Fin d'une époque. Les transformations en cours aux États-Unis se répercutent profondément sur les relations euro-américaines. Sans devoir nécessairement disposer d'informations exclusives ou rares, mais en regroupant simplement celles qui sont à disposition de tous, en les considérant comme un ensemble, on arrive à la constatation d'un éloignement progressif et radical entre Washington et l'Europe. La fraternité euro-américaine a été longtemps une réalité globale: ethnique, linguistique, culturelle, et logiquement aussi politique. Elle s'est progressivement affaiblie et maintenant elle est en train de se dissoudre. Ce n'est pas tellement l'Europe qui change, mais ce sont les États-Unis qui se transforment. Des formes d'alliance, de coopération et d'amitié subsistent et subsisteront, mais sous d'autres formes et avec une signification nouvelle.
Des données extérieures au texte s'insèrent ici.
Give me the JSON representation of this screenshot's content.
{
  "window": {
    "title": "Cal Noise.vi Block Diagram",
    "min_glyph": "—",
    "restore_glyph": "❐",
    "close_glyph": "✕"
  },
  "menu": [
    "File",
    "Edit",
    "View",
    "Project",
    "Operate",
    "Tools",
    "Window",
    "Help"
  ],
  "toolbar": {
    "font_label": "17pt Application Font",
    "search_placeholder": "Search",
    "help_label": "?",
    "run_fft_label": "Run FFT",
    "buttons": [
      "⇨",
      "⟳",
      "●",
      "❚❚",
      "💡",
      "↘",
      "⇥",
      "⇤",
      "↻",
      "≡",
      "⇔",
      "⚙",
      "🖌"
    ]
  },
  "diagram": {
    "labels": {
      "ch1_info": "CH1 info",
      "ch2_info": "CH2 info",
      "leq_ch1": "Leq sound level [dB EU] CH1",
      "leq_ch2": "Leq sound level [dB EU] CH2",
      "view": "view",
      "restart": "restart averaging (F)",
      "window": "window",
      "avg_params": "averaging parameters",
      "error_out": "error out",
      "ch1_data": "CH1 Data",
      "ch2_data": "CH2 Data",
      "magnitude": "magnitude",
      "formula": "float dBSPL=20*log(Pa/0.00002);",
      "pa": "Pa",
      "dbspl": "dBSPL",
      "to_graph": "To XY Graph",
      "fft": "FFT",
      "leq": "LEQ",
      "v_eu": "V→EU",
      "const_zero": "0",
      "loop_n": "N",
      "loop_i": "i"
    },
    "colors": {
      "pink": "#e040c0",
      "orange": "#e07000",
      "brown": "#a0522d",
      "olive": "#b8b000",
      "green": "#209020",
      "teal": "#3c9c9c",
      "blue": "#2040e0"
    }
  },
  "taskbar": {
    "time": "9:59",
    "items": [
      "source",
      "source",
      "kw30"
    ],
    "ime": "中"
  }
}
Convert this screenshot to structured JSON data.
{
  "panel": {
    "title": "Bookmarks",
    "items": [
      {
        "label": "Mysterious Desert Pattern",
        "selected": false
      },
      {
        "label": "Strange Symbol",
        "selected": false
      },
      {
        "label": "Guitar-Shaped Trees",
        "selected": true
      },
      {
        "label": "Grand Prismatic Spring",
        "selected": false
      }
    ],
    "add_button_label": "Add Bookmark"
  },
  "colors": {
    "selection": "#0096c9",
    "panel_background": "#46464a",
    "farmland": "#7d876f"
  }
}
Évolution «asiatique». Ces remarques ne représentent pas une critique, mais une constatation. Dans certaines régions américaines, l'homme blanc est remplacé progressivement par des populations d'origine surtout asiatique, dont l'installation est une réussite. À Lincoln, capitale du Nebraska, les immigrés originaires du Vietnam gèrent désormais tout, y compris la police locale. C'est un exemple modeste d'une évolution très vaste ; le U.S. Census Bureau confirme que l'immigration provient désormais surtout d'Asie et une enquête a corroboré que les immigrés asiatiques ont dépasse ceux originaires du continent américain, Mexique inclus.
« Babies clandestins ». Une démarche récente du président Obama a mis en relief une autre évolution: il a demandé au Congrès la somme respectable de 4 milliards de dollars pour faire face à l'avalanche de babies clandestins qui traversent seuls la frontière méridionale des États-Unis. L'objectif de ce financement est noble, digne des meilleures traditions américaines: il est destiné pour moitié à renforcer les contrôles à la frontière et à organiser le rapatriement de ces jeunes clandestins, mais l'autre moitié vise à améliorer l'assistance à ces enfants, à contrôler s'ils ont droit au statut de réfugié et qu'ils aient des raisons valables pour rester. La générosité des États-Unis vise à aider ces enfants et elle est donc louable et positive. Mais c'est un exemple supplémentaire de la réduction progressive de la population d'origine européenne.
Incertitudes présidentielles significatives L'objectif du président Obama d'éloigner son pays des conflits armés dans le monde et de réduire progressivement la présence de ses forces armées dans d'autres continents est sous les yeux de tous. Mais l'objectif est difficile à concrétiser ; parfois la présence de ces forces semble encore nécessaire et Obama adopte des mesures partielles et changeantes, qu'il repense et révise ; il en résulte l'impression d'une certaine confusion, comme s'il n'avait pas lui-même les idées claires. En fait, les incertitudes et hésitations sont en partie explicables, lorsqu'on constate, par exemple, que des armements américains octroyés à l'Irak finissent dans les mains des rebelles de l'EILL (État islamique en Irak et au Levant).
Comment, dans ces conditions, continuer à armer les forces considérées légitimes ? Comment ne pas comprendre certaines hésitations d'Obama et des États-Unis ?
Malentendus politiques. Un émoi particulier a été provoqué par la brusque expulsion d'Allemagne du Représentant des services américains de renseignement, décision qu'Angela Merkel a adoptée après avoir appris qu'au moins un agent secret allemand collaborait avec l'ambassade américaine à Berlin. Moins visibles peut-être, d'autres dossiers ont un poids à la fois politique, militaire et financier, comme la question des avions de guerre fabriqués aux États-Unis, mais non utilisés par l'armée américaine, sans oublier le dossier confus et controversé du gaz de schiste. Cette rubrique y reviendra.
Ceci n'est pas une conclusion. En son temps, les États-Unis ont, avec la Russie, joué un rôle essentiel dans la destruction du nazisme, permettant à l'Europe de reconquérir la liberté et de s'unir. Pour ces événements historiques, la reconnaissance de l'Europe subsiste, et l'amitié aussi. Mais les États-Unis connaissent une évolution globale au sein de laquelle les relations avec l'Europe changent et il faut en tenir compte.
Je reviendrai sur d'autres aspects significatifs de cette réalité en évolution.